Enable a cross-channel view of account activity
After adjusting targets, build an integrated view of the buyers’ journey across channels. “For the second half of 2020, brands want a coordinated digital strategy that maximizes their media investment. That means as an agency, we have to read signals at all stages of the buyer’s journey and use them to continually optimize our clients’ market presence,” explained Bob Ray, Global CEO from Merkle | DWA.
Reading signals at every stage does three things. First, it enables marketing to inject the most relevant message at the right time to the right person. For example, you would not ask a prospective client to view a demo of your product if they are already negotiating with your company in a later buying stage. Second, it reinforces that not every interaction is designed to source a new lead.

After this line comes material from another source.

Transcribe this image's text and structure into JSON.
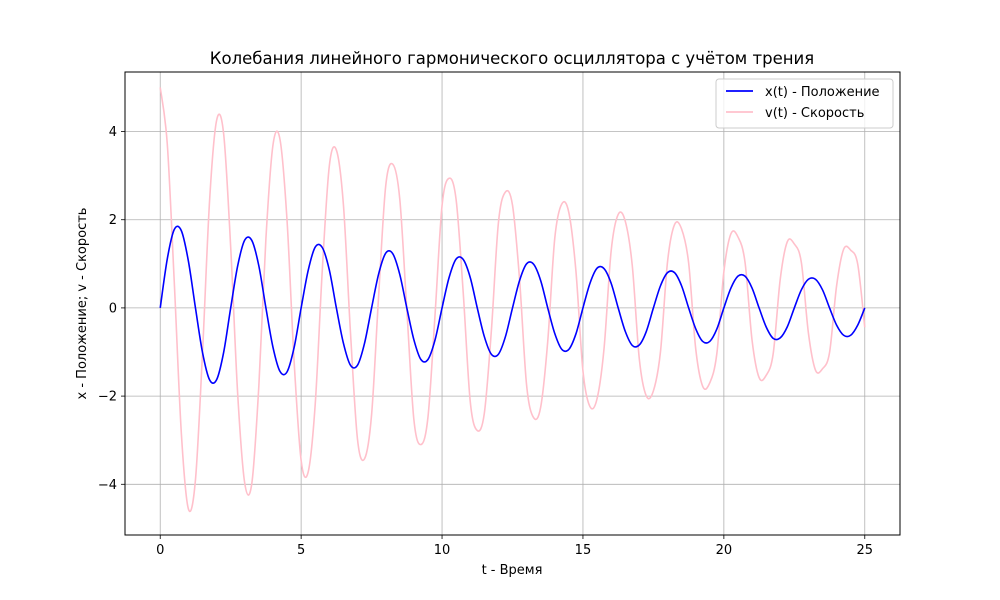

Third, integrated insights show how channels work together to engage target accounts at different buying stages.
Email, content syndication, LinkedIn and display advertising are the most common digital channels. Today, marketers typically use multiple platforms to track these channels separately and show how each delivered net-new marketing sourced leads. Because it won’t show engagement from existing accounts and opportunities, this disjointed measurement provides an incomplete view of ROI and leaves businesses wondering if marketing dollars are spent wisely.
Track how account activity is trending over time. Using those insights, compare engagement from your brand’s efforts to intent data that shows the account’s overall activity. This provides a view into marketing efficiency and influence based on how well your investment is reaching target accounts and roles who are actively in market.
Combine cross-channel metrics with revenue impact for a complete view
In times when budgets are relentlessly scrutinized, brands and agencies can’t afford murky metrics. It’s essential to track revenue, average deal size and deal velocity. These three outcomes link marketing activity to meaningful business results. Use your cross-channel metrics to show the path from activity to positive revenue outcomes.
There are a few ways to evaluate marketing ROI. Look to answer these questions: What number or volume of accounts are impacted by marketing’s efforts? Is there an increase in final deal size compared to non-target accounts? Are deals from target accounts closing faster?
Track the journey, report on the destination
Reports can have different goals. Metrics need to show near-term progress and long-term business results, but not always at the same level of detail across reports.
Consider your audience. If you are communicating with your executive team, make sure reports focus on where you are relative to the goal, with just enough detail to show progress or explain unexpected pivots. For marketing functional reporting, more detail is useful because it allows internal and agency team members to diagnose performance.
With this measurement and reporting in place, marketing can be confident they’re well on their way to the destination. Even better, they’ll never need to hear senior leaders ask, “Why aren’t we there yet?”